The tribunal observed that Transporters/service-providers had, in their certificates, categorically stated that service tax liability for invoices raised on assessee had been discharged by them and they had also mentioned their service tax registration number and PAN number in their certificates. In view of such documentary evidences, it could not be said that there were no authentic documentary evidences. Further the certificates clearly indicated service tax registration number, revenue was expected to call for details from concerned jurisdictional service tax authorities. Having not done so, Department cannot shift entire blame on assessee .In view of judgments in Navyug Alloys (P.) Ltd. v. CCE [2008] 17 STT 362 (Ahd. – CESTAT)  Mandev Tubes v. CCE [Final Order No A/912/2009-WZB/Ahd, dated 20-5-2009] and CST v. Geeta Industries (P.) Ltd. and  further in terms of CBEC Circular No. 341/18/2004-TRU (Pt.) dated 17-12-04, assessee could not be made liable to pay any service tax. Hence, demands were set aside and the case was disposed off in favour of the assessee.

Let us examine one more case of the same Tribunal wherein it was held that in case of reverse charge, service provider’s defence that liability to pay service tax is on service recipient is sufficient to set aside demand against service provider. In case of Commissioner of Service Tax, Ahmedabad Vs. Landmark Automobiles (P.) Ltd.  [2013] 31 taxmann.com 168 (Ahmedabad – CESTAT) the assessee company was an insurance agent received commission from the general insurance company. The department demanded service tax thereon. Assessee argued that his services were covered under reverse charge under rule 2(1)(d)(ii) and insurance company was person liable to pay service tax. Department asked assessee to furnish certificate of discharge of service tax liability from general insurance company. The first appellate authority has relied upon the certificate given by M/s. IFFCO-TOKIO General Insurance Company Ltd. to that effect. But revenue stated that the certificate which has been produced by the assessee before the first appellate authority does not clarify the period to which service tax has been claimed to have been paid by the M/s. IFFCO-TOKIO General Insurance Company Ltd., and the first appellate authority has not verified the payment particulars made by the insurance company corresponding/relating to certificate in question and hence the order in appeal passed in favour of assessee needs to be set aside.
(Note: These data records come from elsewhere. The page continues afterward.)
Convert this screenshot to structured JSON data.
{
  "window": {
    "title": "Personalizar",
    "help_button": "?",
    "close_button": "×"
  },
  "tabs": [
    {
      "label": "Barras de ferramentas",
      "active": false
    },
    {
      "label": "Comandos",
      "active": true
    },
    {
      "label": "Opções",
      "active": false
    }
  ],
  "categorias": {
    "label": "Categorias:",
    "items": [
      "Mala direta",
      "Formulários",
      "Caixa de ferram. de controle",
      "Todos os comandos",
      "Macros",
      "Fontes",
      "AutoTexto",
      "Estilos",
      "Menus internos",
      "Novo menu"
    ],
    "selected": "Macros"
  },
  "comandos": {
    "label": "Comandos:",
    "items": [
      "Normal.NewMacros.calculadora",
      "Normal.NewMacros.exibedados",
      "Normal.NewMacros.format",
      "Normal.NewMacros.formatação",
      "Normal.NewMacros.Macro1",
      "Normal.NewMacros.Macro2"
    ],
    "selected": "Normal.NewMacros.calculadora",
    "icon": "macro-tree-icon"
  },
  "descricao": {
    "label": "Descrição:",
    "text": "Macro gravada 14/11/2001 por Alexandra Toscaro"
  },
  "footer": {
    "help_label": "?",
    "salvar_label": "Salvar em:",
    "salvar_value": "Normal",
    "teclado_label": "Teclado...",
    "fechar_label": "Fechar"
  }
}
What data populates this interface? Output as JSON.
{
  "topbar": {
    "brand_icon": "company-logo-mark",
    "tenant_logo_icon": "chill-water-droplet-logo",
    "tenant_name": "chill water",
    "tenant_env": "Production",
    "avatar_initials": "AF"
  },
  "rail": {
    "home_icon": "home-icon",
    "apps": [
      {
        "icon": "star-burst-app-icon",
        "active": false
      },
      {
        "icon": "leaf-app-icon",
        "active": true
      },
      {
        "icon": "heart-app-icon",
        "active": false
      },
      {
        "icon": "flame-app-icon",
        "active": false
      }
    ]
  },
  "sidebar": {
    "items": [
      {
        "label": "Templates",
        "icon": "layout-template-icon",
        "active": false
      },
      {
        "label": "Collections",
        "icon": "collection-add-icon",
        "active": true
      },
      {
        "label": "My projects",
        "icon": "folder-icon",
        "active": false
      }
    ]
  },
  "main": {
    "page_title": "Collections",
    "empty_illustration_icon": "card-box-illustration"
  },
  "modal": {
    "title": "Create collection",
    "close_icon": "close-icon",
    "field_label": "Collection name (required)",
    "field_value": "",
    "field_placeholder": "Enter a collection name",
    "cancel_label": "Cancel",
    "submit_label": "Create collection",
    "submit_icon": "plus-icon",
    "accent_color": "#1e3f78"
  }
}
The Hon’ble tribunal after considering the submission made held that defence put up by the assessee was correct inasmuch as rule 2(1)(d)(ii) clearly casts responsibility on general insurance company to discharge service tax liability on commission paid by them to their agent  This defence is enough for assessee to state that amount received by them has already been taxed by Government in hands of insurance company. Hence, department’s appeal was liable to be dismissed and the case was disposed in favour of assessee.

Authors comments:

Though the two judgments are delivered by the same Bench of the Tribunal by the same judicial member but the judgments are in different line probably due to the facts and circumstances of each case presented before the tribunal. In Angiplast’s case the assessee failed to discharge its liability under reverse charge and took the plea that the same was fully paid by the service provider whereas in another case of Landmark Automobile the contention of the assessee was that in case of reverse charge, the service tax cannot be demanded from the service provider. So it will be really interesting to watch the repercussion of the two judgments in the coming days. In author’s view in order to avoid any controversy it will be best to act as per the provision of law. Those who are held liable under the provision of law should continue to discharge their liability in true spirit. There should not be any scope of if and buts based on the judgments. In some genuine bonafide cases the relief can be claimed based on the documentary evidences produced.